Ward wrote this letter home nine days before his final mission.

 

Meanwhile, in the plane, according to the crewmember who last them, the Houston boys were together. Ward had not been injured but was trying to free his friend Mark Hertz from his ball turrett. He could not do so before the plane crashed into a field near Neuss. Ward and Mark died with their parachutes unopened.

 

 

Mary and Jack Gillespie were informed of Ward's MIA status, and then his KIA status, with the telegrams I have posted here. Ward's body was buried at the huge US Military Cemetery at Margraten, Holland, where it was cared for by an incredibly gracious Dutch family whose son "Appy" would become a pen pal of my father's brother Barry years later. The Bijl family expressed in letters the incalculable gratitude they had for Ward and the United States for leaving our homeland to take back Europe from Hitler. Three years later Ward's remains were transferred back to the US and now lay alongside his parents at our family site at Glenwood Cemetery.

My great aunt, Aunt Mary, was never the same, because Ward was their only child and the love of their lives. I remember Aunt Mary in the last couple of years of her life as she had imaginary conversations with Ward and about Ward, and those were happy moments for her even as the family grieved at her loss of mental faculties.

 

 

 

 

Ward's hometown friend Mark Hertz was also killed in the plane crash.

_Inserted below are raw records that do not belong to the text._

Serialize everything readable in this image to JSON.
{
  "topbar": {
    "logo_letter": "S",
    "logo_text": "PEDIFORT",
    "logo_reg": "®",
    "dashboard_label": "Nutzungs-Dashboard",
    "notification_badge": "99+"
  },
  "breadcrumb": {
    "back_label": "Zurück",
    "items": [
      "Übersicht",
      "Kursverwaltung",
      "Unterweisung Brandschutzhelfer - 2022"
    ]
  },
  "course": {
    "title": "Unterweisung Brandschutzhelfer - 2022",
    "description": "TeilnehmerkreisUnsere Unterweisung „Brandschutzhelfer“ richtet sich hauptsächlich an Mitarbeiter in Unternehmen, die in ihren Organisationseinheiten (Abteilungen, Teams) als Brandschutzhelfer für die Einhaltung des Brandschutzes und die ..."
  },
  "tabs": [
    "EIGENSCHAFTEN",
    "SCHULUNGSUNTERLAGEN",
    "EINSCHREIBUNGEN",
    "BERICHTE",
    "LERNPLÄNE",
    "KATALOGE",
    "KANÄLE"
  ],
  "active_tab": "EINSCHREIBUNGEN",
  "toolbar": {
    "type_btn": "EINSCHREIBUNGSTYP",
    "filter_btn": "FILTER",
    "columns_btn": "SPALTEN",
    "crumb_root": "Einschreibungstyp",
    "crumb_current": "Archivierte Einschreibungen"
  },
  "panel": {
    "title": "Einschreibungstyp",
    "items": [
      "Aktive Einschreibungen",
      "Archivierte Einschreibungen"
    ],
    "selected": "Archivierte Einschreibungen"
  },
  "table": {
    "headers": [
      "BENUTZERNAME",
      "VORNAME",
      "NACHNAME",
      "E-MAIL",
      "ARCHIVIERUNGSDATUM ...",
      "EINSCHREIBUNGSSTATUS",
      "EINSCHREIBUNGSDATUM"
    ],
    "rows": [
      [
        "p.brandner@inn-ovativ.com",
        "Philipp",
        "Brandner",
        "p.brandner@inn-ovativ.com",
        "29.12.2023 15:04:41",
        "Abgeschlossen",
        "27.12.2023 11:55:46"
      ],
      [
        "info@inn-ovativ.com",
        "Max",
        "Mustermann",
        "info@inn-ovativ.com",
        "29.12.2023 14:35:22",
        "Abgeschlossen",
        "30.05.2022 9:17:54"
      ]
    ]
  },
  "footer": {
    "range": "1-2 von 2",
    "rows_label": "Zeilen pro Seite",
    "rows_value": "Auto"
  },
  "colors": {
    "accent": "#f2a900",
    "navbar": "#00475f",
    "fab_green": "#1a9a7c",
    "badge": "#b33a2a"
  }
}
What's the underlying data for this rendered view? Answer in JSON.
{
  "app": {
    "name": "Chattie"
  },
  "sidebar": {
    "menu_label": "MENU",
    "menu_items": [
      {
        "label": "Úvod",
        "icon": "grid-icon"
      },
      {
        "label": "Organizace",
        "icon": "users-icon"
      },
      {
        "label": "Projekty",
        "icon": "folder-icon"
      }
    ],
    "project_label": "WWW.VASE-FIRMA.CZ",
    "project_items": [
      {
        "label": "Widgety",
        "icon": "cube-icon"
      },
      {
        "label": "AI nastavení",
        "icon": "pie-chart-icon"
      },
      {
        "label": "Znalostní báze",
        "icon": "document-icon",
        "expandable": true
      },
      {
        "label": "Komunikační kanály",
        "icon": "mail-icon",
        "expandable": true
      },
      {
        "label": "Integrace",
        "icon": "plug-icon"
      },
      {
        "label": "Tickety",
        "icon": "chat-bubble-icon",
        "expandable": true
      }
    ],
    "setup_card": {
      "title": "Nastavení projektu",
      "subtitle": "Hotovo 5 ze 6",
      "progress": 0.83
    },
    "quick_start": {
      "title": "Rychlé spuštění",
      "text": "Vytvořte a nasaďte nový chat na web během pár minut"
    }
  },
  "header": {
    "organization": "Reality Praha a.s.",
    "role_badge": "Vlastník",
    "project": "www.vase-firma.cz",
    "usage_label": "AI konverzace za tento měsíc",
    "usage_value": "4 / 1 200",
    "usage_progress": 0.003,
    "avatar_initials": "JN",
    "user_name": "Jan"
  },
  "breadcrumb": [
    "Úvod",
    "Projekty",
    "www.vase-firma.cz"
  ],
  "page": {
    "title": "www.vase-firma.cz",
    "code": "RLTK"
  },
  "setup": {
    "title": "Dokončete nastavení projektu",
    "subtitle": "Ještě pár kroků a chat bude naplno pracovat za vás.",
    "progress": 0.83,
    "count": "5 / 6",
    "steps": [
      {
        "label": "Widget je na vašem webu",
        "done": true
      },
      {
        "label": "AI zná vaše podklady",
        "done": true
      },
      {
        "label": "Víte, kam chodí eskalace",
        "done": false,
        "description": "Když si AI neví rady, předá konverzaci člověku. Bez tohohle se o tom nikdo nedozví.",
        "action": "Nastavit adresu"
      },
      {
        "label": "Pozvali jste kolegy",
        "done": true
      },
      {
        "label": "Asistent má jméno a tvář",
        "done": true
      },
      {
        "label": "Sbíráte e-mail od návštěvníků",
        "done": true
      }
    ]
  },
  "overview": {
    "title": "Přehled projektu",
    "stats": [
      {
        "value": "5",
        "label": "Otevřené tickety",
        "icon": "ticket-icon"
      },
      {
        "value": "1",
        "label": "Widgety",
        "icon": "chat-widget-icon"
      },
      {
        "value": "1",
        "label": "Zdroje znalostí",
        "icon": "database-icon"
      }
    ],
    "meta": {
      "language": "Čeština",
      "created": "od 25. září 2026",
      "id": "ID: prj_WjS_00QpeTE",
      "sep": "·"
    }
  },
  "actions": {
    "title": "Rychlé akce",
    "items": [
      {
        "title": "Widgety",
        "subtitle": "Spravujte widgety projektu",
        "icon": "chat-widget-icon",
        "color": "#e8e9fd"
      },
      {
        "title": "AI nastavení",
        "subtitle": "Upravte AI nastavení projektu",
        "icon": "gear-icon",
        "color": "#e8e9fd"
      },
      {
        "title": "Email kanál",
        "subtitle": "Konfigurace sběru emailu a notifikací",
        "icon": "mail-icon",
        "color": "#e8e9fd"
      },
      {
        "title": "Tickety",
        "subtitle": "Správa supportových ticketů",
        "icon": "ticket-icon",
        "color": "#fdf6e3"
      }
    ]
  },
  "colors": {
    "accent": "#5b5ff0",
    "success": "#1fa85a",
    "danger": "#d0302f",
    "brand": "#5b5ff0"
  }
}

Although he could have bailed out in time, Ward was helping to free Mark from his ball turrett before the plane broke apart and crashed near Neuss.

 

 

 

 

The Bijl family of Maastricht, Holland cared for Ward's grave for the three years he was interred at the US Cemetery at Margraten.

 

Ward was awarded the Purple Heart posthumously and his parents received his medals along with his personal effects, an American flag, and his dogtag.